Pada 14 Desember 1947, sesudah menyelesaikan tugas di Bangkok, RI-003 kembali berangkat menuju Singapura. Dalam perjalanan kembali inilah tiba-tiba di daerah Perak-Malaysia pesawat tersebut terjebak dalam cuaca buruk. Pesawat jatuh di Pantai Tanjung Hantu, Perak-Malaysia. Laporan pertama tentang kecelakaan diterima oleh polisi Lumut dari dua orang warga China penebang kayu bernama Wong Fatt dan Wong Kwang pada sekitar pukul 16.30 waktu setempat pada tanggal 14 Desember 1947.
Seorang petugas kepolisian berbangsa Inggris bernama Burras segera pergi ke tempat musibah. Baru pada pukul 18.00 ia tiba dilokasi kejadian. Namun, dia tidak menemukan sesuatu, karena air sedang pasang naik.
Baru pada keesokan harinya Kepala Polisi Lumut bernama Che Wan dan seorang anggota Polisi Inggris bernama Samson berangkat ke tempat kecelakaan dan tiba di tempat pukul 09.00. Kepadanya kemudian dilaporkan tentang ditemukan sesosok jenazah yang mengapung beberapa ratus yards dari lokasi reruntuhan pesawat, yang oleh para nelayan setempat dibawa ke darat.
Ditemukan juga barang-barang lain di antaranya sebuah dompet, buku harian pesawat, kartu-kartu nama, sarung pistol yang tidak ada pistolnya, sarung pisau dengan nama Keegan di atasnya, dan beberapa potong pakaian.
Dari bukti-bukti yang ditemukan itu diambil kesimpulan bahwa pesawat terbang yang mengalami kecelakaan itu adalah pesawat milik Angkatan Udara Republik Indonesia (AURI).
Disimpulkan kecelakaan terjadi bukan karena kerusakan mesin, tetapi karena cuaca sangat buruk. Berita mengenai kecelakaan pesawat segera tersebar luas, di antaranya dimuat dalam surat-surat kabar berbahasa Inggris seperti The Times dan Malay Tribune terbitan tanggal 16 Desember 1947.
Tokoh-tokoh masyarakat Malaysia juga bersimpati terhadap perjuangan Indonesia menaruh perhatian besar terhadap peristiwa tersebut. Di Lumut, dibentuk panitia pemakaman untuk menguburkan Halim Perdanakusuma.
Namun, mayat Iswahyudi tidak pernah ditemukan hingga saat ini walaupun pencarian dilakukan secara intensif. Hanya jenazah Halim Perdanakusuma yang ditemukan, sedangkan Iswahyudi hilang. Halim dikuburkan di Malaysia, beberapa tahun kemudian dipindahkan ke TMP Kalibata di Jakarta.
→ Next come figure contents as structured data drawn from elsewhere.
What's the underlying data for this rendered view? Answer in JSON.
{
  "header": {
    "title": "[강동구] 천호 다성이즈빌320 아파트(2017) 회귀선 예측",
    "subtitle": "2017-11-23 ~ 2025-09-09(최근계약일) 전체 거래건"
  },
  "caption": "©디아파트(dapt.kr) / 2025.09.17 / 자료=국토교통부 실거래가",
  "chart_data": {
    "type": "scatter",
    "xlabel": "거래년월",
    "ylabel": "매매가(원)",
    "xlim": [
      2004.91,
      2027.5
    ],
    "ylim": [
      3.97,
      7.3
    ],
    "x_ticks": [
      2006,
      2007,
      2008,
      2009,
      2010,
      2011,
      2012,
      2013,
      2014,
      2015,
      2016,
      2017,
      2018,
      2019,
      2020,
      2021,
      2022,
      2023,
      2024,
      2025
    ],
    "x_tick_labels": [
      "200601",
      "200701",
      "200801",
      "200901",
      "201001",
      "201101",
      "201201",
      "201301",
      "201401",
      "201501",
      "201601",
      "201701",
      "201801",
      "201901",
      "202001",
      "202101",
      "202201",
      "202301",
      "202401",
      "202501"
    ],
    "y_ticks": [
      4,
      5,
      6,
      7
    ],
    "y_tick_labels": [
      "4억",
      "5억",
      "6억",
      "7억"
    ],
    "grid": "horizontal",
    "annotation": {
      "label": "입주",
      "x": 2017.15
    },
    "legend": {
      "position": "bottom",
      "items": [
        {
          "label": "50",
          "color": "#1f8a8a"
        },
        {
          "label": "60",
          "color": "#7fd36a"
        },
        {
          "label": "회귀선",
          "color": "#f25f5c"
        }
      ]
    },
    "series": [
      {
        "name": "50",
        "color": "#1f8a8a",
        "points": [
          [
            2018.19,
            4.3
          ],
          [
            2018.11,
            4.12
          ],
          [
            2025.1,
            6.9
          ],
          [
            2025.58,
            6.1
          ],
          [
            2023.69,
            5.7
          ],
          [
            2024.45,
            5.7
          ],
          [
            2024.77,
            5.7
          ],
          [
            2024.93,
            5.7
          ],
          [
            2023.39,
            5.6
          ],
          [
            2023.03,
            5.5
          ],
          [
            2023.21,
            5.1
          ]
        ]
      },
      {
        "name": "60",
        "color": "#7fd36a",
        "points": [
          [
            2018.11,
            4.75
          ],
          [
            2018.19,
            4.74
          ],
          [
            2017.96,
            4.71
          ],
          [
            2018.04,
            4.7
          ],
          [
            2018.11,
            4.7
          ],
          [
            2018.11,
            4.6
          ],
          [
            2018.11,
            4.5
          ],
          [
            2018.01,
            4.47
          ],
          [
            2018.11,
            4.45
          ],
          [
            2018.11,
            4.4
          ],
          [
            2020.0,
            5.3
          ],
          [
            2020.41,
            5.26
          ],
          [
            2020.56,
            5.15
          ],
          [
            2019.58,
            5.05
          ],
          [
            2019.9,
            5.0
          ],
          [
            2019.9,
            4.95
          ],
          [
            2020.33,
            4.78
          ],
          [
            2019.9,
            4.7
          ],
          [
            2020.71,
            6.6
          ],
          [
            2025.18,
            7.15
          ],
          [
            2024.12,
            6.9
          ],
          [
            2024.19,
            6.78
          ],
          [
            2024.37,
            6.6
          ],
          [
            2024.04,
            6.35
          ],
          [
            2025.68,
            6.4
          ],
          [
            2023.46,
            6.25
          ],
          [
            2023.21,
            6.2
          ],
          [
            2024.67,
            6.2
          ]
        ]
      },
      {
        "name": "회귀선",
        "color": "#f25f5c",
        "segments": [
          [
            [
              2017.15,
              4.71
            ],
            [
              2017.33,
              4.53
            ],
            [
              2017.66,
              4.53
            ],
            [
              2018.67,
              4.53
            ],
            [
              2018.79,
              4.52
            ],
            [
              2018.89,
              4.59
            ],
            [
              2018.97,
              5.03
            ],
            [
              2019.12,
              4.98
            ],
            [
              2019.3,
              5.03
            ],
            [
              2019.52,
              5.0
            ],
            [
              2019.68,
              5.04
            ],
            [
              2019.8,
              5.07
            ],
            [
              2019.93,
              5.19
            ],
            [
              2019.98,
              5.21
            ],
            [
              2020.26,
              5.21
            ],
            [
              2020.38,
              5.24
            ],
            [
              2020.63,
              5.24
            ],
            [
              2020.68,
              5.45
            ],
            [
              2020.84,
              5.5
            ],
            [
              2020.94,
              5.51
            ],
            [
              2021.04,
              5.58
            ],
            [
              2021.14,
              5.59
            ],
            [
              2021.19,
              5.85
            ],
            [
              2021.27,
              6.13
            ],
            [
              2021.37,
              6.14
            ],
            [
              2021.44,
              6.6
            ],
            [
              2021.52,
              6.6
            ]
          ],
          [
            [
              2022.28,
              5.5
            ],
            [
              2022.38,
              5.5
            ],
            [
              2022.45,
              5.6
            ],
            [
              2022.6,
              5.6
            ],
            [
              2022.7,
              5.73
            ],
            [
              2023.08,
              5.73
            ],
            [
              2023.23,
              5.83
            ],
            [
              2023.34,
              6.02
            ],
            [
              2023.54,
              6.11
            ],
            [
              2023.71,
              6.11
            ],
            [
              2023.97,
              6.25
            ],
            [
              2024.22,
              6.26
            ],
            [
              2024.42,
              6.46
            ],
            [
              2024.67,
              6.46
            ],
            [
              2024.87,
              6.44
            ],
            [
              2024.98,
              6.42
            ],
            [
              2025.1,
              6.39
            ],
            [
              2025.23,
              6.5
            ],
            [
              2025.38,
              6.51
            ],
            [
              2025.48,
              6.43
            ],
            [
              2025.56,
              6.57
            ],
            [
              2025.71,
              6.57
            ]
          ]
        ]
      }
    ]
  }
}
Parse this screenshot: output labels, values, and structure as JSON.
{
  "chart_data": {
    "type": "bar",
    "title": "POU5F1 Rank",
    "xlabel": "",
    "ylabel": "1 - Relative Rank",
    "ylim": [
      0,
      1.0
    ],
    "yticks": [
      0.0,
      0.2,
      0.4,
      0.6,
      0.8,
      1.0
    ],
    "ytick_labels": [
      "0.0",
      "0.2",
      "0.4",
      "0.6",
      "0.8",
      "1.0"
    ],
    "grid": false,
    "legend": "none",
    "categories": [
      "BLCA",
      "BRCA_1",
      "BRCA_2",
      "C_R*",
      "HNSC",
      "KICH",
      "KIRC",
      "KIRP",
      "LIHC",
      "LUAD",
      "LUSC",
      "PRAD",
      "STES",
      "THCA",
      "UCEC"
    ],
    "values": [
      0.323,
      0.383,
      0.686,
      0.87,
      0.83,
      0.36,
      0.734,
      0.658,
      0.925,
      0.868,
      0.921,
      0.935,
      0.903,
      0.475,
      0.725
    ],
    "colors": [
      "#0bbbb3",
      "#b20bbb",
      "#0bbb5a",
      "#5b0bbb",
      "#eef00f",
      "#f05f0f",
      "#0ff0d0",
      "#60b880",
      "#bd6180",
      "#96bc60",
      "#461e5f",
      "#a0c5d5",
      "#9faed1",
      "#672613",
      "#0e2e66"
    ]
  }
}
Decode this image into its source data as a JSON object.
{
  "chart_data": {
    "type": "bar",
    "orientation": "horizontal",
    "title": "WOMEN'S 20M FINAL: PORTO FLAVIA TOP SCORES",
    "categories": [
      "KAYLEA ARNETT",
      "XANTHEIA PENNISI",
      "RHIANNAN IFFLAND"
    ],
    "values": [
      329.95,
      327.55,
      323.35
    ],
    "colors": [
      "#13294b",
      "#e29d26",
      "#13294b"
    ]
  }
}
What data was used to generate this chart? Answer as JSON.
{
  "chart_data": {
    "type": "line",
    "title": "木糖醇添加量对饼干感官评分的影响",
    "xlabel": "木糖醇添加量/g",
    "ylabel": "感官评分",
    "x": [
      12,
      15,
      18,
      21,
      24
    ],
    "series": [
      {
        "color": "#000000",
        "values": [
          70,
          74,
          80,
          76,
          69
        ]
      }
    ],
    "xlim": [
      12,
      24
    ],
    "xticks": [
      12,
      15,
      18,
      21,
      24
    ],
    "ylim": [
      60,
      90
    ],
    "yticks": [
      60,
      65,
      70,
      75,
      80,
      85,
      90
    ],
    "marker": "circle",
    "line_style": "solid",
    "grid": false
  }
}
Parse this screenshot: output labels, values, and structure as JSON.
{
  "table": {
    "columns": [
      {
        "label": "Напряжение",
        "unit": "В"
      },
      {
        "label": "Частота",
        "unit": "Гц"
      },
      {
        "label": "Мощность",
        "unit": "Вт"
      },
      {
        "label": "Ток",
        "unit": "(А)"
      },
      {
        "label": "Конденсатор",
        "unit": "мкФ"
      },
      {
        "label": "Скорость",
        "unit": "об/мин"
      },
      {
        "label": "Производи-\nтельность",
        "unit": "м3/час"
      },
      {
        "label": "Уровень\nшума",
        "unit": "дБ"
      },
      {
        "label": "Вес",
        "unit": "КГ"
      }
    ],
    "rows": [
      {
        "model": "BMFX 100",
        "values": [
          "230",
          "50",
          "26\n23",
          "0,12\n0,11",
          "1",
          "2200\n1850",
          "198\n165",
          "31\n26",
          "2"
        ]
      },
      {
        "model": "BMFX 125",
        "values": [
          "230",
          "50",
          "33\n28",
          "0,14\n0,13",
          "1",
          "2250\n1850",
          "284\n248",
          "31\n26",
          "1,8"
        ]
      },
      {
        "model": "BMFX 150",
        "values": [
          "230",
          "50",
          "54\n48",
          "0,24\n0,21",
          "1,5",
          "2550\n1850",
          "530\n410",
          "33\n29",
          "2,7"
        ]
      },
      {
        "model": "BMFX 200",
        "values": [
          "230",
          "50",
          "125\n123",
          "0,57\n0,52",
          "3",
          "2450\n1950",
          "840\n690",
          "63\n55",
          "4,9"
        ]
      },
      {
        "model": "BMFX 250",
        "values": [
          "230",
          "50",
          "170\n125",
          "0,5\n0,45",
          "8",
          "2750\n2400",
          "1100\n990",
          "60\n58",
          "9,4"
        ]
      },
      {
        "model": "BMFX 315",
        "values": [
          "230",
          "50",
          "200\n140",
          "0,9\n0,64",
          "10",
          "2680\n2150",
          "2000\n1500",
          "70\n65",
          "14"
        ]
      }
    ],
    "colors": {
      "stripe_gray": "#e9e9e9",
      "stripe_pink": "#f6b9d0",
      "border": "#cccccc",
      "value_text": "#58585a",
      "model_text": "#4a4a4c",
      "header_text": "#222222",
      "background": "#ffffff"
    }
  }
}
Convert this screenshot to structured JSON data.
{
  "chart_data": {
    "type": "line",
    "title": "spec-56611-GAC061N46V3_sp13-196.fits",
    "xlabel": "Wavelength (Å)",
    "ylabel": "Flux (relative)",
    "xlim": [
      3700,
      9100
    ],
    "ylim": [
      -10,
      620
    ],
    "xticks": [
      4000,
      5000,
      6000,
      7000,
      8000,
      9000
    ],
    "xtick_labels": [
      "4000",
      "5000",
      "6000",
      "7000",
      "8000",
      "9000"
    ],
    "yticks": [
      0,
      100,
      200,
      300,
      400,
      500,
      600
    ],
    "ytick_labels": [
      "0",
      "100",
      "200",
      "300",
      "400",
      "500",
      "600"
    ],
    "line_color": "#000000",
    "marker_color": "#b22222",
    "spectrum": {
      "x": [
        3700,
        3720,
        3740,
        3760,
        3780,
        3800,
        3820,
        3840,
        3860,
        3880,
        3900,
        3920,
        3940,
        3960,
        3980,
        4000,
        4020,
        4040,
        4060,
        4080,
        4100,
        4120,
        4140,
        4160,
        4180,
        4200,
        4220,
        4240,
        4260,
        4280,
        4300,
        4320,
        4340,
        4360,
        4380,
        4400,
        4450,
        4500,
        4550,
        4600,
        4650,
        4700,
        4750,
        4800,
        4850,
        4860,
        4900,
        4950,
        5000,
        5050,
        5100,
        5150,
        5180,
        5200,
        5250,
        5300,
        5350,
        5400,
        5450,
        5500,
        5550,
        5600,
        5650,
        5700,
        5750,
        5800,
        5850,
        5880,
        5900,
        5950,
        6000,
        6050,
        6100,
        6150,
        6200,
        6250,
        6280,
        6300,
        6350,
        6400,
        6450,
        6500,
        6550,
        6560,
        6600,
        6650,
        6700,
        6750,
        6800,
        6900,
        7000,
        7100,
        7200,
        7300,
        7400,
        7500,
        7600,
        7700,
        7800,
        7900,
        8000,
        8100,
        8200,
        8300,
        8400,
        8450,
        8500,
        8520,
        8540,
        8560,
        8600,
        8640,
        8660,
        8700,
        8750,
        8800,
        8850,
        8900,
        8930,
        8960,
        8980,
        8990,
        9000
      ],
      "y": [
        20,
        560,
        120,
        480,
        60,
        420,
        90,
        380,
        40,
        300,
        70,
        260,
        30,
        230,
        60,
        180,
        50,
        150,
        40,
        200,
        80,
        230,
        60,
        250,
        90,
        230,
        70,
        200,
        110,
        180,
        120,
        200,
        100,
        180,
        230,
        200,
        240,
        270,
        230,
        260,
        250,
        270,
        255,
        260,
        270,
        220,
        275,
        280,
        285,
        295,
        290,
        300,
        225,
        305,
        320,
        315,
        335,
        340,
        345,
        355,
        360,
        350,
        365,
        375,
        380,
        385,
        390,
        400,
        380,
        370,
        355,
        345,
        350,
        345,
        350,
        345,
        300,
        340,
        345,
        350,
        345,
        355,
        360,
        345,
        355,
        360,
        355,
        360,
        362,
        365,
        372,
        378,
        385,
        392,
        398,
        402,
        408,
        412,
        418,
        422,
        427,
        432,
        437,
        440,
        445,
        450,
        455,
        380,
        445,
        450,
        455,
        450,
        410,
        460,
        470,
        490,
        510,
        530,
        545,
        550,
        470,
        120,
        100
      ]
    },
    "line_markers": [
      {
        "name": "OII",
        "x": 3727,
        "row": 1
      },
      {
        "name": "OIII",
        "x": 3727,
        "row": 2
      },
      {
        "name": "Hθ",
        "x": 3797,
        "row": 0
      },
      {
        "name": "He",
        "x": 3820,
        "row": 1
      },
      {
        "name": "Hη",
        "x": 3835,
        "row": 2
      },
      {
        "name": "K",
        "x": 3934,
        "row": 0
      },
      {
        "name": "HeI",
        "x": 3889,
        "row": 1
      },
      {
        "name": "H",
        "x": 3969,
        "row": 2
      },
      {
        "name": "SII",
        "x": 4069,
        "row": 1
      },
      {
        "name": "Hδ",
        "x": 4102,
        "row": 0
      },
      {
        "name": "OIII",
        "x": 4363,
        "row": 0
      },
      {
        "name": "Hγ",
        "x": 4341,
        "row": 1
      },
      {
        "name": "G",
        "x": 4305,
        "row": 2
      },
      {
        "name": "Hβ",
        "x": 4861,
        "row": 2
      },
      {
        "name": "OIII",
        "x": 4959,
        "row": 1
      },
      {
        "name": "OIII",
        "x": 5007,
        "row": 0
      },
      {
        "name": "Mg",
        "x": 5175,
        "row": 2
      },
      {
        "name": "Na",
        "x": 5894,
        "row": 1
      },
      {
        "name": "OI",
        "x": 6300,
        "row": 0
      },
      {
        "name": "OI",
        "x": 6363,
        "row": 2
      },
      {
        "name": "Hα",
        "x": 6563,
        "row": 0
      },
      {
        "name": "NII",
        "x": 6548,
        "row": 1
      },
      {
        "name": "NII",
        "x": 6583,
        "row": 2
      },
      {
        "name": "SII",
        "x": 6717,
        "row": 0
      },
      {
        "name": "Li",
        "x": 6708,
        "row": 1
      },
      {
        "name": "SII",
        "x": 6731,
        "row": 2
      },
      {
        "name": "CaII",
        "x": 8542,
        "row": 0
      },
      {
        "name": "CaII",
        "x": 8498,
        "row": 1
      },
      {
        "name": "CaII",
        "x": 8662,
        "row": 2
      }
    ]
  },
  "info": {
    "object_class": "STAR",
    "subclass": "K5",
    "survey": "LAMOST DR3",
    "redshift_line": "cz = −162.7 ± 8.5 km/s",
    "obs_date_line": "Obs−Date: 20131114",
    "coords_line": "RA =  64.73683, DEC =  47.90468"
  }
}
Begitulah nasib pesawat Avro Anson RI-003. Belum sempat dimanfaatkan, telah jatuh. Tapi pesawat yang dibeli dengan sumbangan emas rakyat Sumatera Barat tersebut dicatat sejarah karena telah melahirkan dua pahlawan nasional, Iswahyudi dan Halim Perdanakusuma.
Pemerintah kemudian membangun tugu di Lapangan Udara Gadut, Kecamatan Tilatang Kamang, Kabupaten Agam, mengenang pengorbanan tersebut. Sedangkan, nama Iswahyudi diabadikan untuk lapangan terbang AURI di Malang, sedangkan Halim Perdanakusuma dipakai untuk nama pangkalan utama AURI di Jakarta.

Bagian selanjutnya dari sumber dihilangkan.